OZAWA SEIJI (1935-2024)

Le Japonais Seiji Ozawa est le premier chef d'orchestre originaire d'Extrême-Orient qui se soit imposé à l'échelon international dans le répertoire musical occidental. Avant lui, le Japon, et dans une moindre mesure, la Corée et la Chine avaient certes formé des interprètes de talent, mais aucun n'était parvenu à une telle stature, réalisant la synthèse des cultures et s'imposant comme l'un des principaux chefs d'orchestre de son temps.

De Tōkyō à Vienne

Seiji Ozawa naît le 1er septembre 1935 à Moukden (aujourd'hui Shenyang), en Mandchourie, d'un père bouddhiste et d'une mère presbytérienne. Il reçoit une éducation chrétienne qui le met en contact avec la musique religieuse occidentale. C'est l'époque de l'occupation japonaise en Mandchourie. En 1941, sa famille retourne au Japon. Il commence à étudier le piano avec Noboru Toyomasu dès l'âge de douze ans, mais un accident de rugby, dans lequel il se brise les deux index, l'empêche de poursuivre dans cette voie. À l'âge de seize ans, il entre à l'école de musique Tōhō de Tōkyō, où il travaille la composition et la direction d'orchestre, notamment avec le grand pédagogue, violoncelliste et chef d'orchestre Hideo Saito, qui l'influence profondément. En 1958, il obtient ses diplômes de composition et de direction d'orchestre. Il a déjà commencé à diriger quelques orchestres de son pays. Mais l'Europe l'attire. Il vend des scooters pour payer son voyage et se présenter au concours international de jeunes chefs d'orchestre de Besançon, où il remporte le premier prix en 1959. À Paris, il travaille avec Eugène Bigot – qui présidait le jury à Besançon – et, grâce à Charles Münch, autre membre du jury, il peut aller étudier au Berkshire Music Center de Tanglewood, où il obtient un an plus tard la bourse Koussevitzky. Il se perfectionne aussi avec Herbert von Karajan à Berlin. En 1961, il remporte le concours Mitropoulos à New York, ce qui lui permet de devenir l'assistant de Leonard Bernstein à l'Orchestre philharmonique de New York (1961-1962 et 1964-1965).
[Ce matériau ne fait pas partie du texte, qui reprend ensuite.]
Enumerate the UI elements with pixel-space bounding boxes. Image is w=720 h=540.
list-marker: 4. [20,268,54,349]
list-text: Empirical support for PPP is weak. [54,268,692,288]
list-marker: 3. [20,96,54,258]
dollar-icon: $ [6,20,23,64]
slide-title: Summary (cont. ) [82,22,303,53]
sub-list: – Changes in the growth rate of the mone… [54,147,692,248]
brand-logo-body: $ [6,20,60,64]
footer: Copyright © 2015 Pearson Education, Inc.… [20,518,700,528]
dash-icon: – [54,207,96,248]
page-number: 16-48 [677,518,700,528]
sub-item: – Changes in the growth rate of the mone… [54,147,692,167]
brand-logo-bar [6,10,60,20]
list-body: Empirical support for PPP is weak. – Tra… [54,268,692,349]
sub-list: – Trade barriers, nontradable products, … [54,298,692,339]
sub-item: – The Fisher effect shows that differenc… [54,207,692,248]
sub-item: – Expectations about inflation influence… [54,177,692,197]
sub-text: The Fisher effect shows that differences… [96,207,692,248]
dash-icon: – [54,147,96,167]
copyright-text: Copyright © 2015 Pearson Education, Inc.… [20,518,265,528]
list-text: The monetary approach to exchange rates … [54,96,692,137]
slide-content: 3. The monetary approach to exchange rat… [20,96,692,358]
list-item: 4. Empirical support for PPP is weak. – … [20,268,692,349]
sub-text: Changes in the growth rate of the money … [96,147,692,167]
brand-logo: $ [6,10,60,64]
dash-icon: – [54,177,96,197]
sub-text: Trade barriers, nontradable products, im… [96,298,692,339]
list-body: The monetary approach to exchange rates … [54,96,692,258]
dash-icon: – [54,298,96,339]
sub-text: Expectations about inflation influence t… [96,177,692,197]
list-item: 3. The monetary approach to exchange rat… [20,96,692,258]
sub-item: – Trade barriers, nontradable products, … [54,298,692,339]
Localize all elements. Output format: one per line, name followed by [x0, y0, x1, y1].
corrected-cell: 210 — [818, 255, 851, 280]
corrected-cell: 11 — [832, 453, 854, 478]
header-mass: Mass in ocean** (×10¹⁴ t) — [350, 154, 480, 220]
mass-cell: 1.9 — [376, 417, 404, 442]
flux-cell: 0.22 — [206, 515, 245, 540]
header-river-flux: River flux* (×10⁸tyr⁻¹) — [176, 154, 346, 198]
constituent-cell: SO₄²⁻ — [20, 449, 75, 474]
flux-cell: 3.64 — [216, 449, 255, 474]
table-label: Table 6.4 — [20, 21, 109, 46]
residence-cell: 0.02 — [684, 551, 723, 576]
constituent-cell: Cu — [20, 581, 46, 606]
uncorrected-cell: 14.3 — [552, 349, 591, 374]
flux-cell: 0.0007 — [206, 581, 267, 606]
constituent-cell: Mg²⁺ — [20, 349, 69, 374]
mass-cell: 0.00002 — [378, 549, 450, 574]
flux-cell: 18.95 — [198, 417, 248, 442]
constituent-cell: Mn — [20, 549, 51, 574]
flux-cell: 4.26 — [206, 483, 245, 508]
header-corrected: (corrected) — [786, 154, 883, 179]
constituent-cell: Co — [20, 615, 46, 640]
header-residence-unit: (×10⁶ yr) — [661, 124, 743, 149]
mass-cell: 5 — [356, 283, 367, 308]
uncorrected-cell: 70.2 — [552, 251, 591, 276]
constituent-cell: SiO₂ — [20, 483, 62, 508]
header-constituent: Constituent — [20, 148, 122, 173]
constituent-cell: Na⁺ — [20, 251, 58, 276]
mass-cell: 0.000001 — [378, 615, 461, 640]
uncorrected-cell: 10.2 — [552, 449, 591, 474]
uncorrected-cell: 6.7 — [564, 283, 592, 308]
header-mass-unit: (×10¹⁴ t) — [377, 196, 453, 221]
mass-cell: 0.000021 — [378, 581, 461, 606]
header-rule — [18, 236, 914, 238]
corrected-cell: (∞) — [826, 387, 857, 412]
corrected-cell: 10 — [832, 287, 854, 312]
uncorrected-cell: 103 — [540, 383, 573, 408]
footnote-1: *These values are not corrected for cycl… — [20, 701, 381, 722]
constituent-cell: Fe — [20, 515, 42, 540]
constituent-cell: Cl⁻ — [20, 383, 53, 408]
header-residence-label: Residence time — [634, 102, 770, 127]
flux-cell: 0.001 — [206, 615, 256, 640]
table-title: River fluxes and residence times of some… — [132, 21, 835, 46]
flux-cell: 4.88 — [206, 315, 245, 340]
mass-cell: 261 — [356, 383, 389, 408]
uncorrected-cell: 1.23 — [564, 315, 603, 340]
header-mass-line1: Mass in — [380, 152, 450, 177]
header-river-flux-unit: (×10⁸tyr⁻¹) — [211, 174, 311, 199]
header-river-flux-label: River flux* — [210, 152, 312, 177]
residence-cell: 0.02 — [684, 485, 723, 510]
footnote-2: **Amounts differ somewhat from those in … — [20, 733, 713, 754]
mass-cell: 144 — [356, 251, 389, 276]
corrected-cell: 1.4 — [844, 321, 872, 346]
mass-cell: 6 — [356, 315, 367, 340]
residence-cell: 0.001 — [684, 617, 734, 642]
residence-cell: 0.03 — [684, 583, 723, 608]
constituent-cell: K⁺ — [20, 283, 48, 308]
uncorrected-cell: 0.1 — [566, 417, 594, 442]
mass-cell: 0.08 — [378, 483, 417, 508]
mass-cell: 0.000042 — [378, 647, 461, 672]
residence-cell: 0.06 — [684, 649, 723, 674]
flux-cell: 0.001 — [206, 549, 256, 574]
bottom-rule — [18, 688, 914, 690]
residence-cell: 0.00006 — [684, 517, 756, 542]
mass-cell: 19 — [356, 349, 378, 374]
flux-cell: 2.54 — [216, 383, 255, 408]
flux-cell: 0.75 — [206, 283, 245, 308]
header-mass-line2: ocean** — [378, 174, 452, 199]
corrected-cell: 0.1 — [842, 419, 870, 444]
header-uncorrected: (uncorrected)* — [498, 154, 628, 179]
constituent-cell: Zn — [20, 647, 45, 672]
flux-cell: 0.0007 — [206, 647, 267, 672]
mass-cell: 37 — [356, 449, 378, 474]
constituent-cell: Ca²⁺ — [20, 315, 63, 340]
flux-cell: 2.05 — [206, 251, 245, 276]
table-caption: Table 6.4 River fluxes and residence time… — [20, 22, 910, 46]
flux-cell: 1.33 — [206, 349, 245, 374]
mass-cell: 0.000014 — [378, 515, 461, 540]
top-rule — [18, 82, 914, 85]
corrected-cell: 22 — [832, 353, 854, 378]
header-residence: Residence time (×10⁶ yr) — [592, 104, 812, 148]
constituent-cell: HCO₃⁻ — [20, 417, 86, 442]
La carrière de Seiji Ozawa s'accélère alors : il fait ses débuts américains avec l'Orchestre philharmonique de New York (1961) et devient directeur musical du festival de Ravinia, résidence d'été de l'Orchestre symphonique de Chicago (1964-1968) et de l'Orchestre symphonique de Toronto (1965-1969). Puis il prend la tête de l'Orchestre symphonique de San Francisco (1970-1976) et partage la direction du Berkshire Music Center avec Gunther Schuller (1970) avant d'en être le seul maître trois ans plus tard. La consécration survient en 1973, lorsqu'il est nommé directeur musical de l'Orchestre symphonique de Boston, poste occupé auparavant par celui qui fut son mentor, Charles Münch. Il devient le premier chef asiatique nommé à la tête de l'un des principaux orchestres américains. Il restera vingt-neuf ans directeur de cet ensemble (1973-2002), auquel il redonne les couleurs françaises développées par ses prédécesseurs Monteux, Koussevitzky et Münch. Les tournées se succèdent : l'Europe en 1976, le Japon en 1978, où le scepticisme initial des musiciens japonais se transforme en une véritable fierté nationale, la Chine et les festivals européens en 1979, sans oublier la grande tournée du centenaire de l'orchestre, en 1981, aux États-Unis, au Japon, en France, en Allemagne, en Autriche et en Grande-Bretagne. À cette occasion, il passe plusieurs commandes à des compositeurs comme Leonard Bernstein, Roger Sessions, John Harbison, Peter Lieberson, Andrzej Panufnik, Peter Maxwell Davies (Deuxième Symphonie, 1981), Michael Tippett, Leon Kirchner.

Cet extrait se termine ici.